For this reason, the body, too, needed to break free of its constraints. This process took place — and continues to take place every year — during Iyar. Sefirat HaOmer empowers us to elevate the body. The goal isn’t to crush the body, but to train it to appreciate the spiritual aspects of life. For this reason, the omer was barley, which associated with animal feed. The days of Sefirat HaOmer are an opportune time for bringing holiness into every aspect of life — eating, drinking, business, even reading this article in the Pittsburgh Jewish Chronicle. This active effort is expressed by the last phrase of Proverbs 1:4, “We will run after you.”

“We” not only applies to the entire Jewish people. It also refers to both the Nefeish elokis, the G-dly soul within man, and the Nefesh HaBahamis, the animal soul that enlivens the human body. “We will run after you” indicates that we are taking the initiative, as opposed to being “taken out of bondage” by G-d. We are also “running,” joyfully serving G-d as free men, not slaves.

However, there is a further stage — meeting G-d at Mount Sinai. There, the Jewish people experienced the words of the Living G-d, who pronounced, “I am the Lrd your Gd, Who brought you out of the land of Egypt, out of the house of bondage,” and, “You shall have no other gods before Me,” along with the rest of the Ten Commandments.

Now we can understand the journey that occurred over Nissan, Iyar and Sivan, and the three types of food that are eaten at that time. On Pesach, we were slaves and became free. We eat unleavened bread to demonstrate our humility before the Creator. The omer period of Iyar is a time of the barley offering. It is also a time of transformation, when the animal soul within learns to love G-d, as we say the Shema prayer, “You should love G-d your G-d, with all your heart (including both holy and animalistic souls), with all your soul, and with all your might.” On Shavuos, we stand united with G-d. It is Sivan, the culmination of the three-month period of progress. At this point, we can offer loaves of leavened wheat on the Holy Altar.
According to our sages (Pesachim 116b, Tanya 1:47), “In every generation, and every day, a man is obligated to see himself as if he had gone out of Egypt that very day.” In other words, the process occurs daily! Upon waking, we say the Modeh Ani prayer, recognizing that G-d has given us the gift of another day. This corresponds to Nissan/matzah.

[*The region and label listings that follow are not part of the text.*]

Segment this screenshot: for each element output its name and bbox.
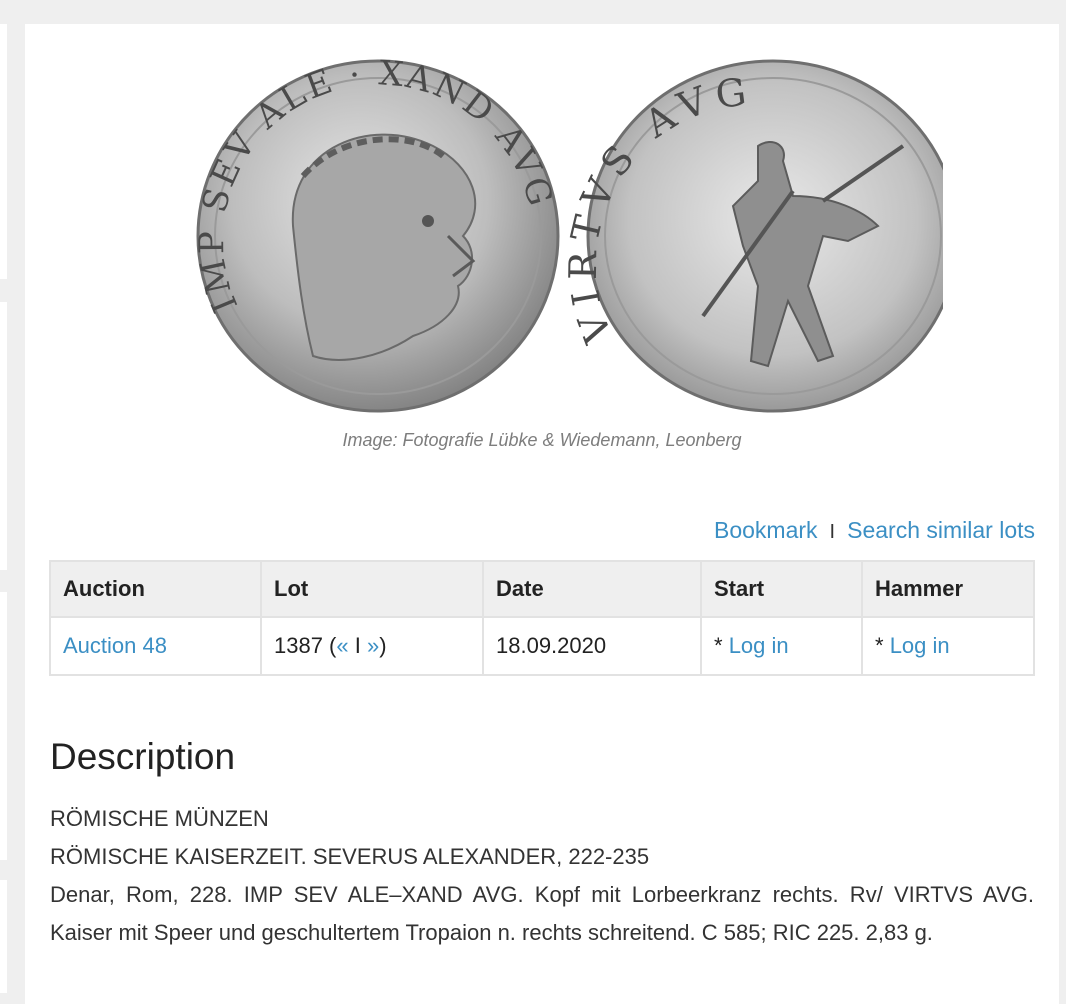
cell-hammer: * Log in xyxy=(861,616,1035,676)
hammer-asterisk: * xyxy=(875,633,890,658)
coin-photo: IMP SEV ALE · XAND AVG VIRTVS AVG xyxy=(192,53,943,413)
coin-image[interactable]: IMP SEV ALE · XAND AVG VIRTVS AVG xyxy=(25,24,1059,424)
header-lot: Lot xyxy=(260,560,484,618)
description-heading: Description xyxy=(50,736,236,777)
lot-info-table: Auction Lot Date Start Hammer Auction 48… xyxy=(49,560,1035,676)
table-row: Auction 48 1387 (« I ») 18.09.2020 * Log… xyxy=(49,616,1035,676)
left-panel-edge xyxy=(0,24,7,279)
image-credit: Image: Fotografie Lübke & Wiedemann, Leo… xyxy=(342,430,742,450)
cell-start: * Log in xyxy=(700,616,863,676)
search-similar-lots-link[interactable]: Search similar lots xyxy=(847,517,1035,543)
cell-lot: 1387 (« I ») xyxy=(260,616,484,676)
table-header-row: Auction Lot Date Start Hammer xyxy=(49,560,1035,618)
auction-link[interactable]: Auction 48 xyxy=(63,633,167,658)
description-subcategory: RÖMISCHE KAISERZEIT. SEVERUS ALEXANDER, … xyxy=(50,844,650,869)
cell-date: 18.09.2020 xyxy=(482,616,702,676)
lot-detail-card: IMP SEV ALE · XAND AVG VIRTVS AVG Image:… xyxy=(25,24,1059,1004)
hammer-login-link[interactable]: Log in xyxy=(890,633,950,658)
header-hammer: Hammer xyxy=(861,560,1035,618)
cell-auction: Auction 48 xyxy=(49,616,262,676)
reverse-coin: VIRTVS AVG xyxy=(561,59,943,413)
bookmark-link[interactable]: Bookmark xyxy=(714,517,818,543)
left-panel-edge xyxy=(0,880,7,993)
left-panel-edge xyxy=(0,302,7,570)
header-auction: Auction xyxy=(49,560,262,618)
action-separator: I xyxy=(829,521,836,543)
header-start: Start xyxy=(700,560,863,618)
start-asterisk: * xyxy=(714,633,729,658)
start-login-link[interactable]: Log in xyxy=(729,633,789,658)
lot-number: 1387 ( xyxy=(274,633,337,658)
lot-nav-separator: I xyxy=(348,633,367,658)
left-panel-edge xyxy=(0,592,7,860)
lot-close-paren: ) xyxy=(379,633,387,658)
previous-lot-link[interactable]: « xyxy=(336,633,348,658)
description-details: Denar, Rom, 228. IMP SEV ALE–XAND AVG. K… xyxy=(50,882,1034,945)
lot-actions: Bookmark I Search similar lots xyxy=(714,517,1035,544)
header-date: Date xyxy=(482,560,702,618)
description-category: RÖMISCHE MÜNZEN xyxy=(50,806,269,831)
next-lot-link[interactable]: » xyxy=(367,633,379,658)
obverse-coin: IMP SEV ALE · XAND AVG xyxy=(192,53,560,413)
description-body: RÖMISCHE MÜNZEN RÖMISCHE KAISERZEIT. SEV… xyxy=(50,800,1034,952)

When we pray, we climb the ladder that goes from Psalms of Praise through Shema. This corresponds to Iyar/omer when the animal soul senses the presence of G-d. Finally, we reach Shemona Esrai (Amidah silent prayer). This corresponds to Sivan/Shavuos when we stand nullified before G-d. This mirrors the Giving of the Ten Commandments, when we partake of leavened bread in unity with our Creator.

When Moshiach comes, we will reach that level permanently. May it happen immediately in our days. PJC

Rabbi Yossi Rosenblum is CEO of Yeshiva Schools of Pittsburgh and rabbi of Congregation Kesser Torah. This column is a service of the Vaad Harabanim of Greater Pittsburgh.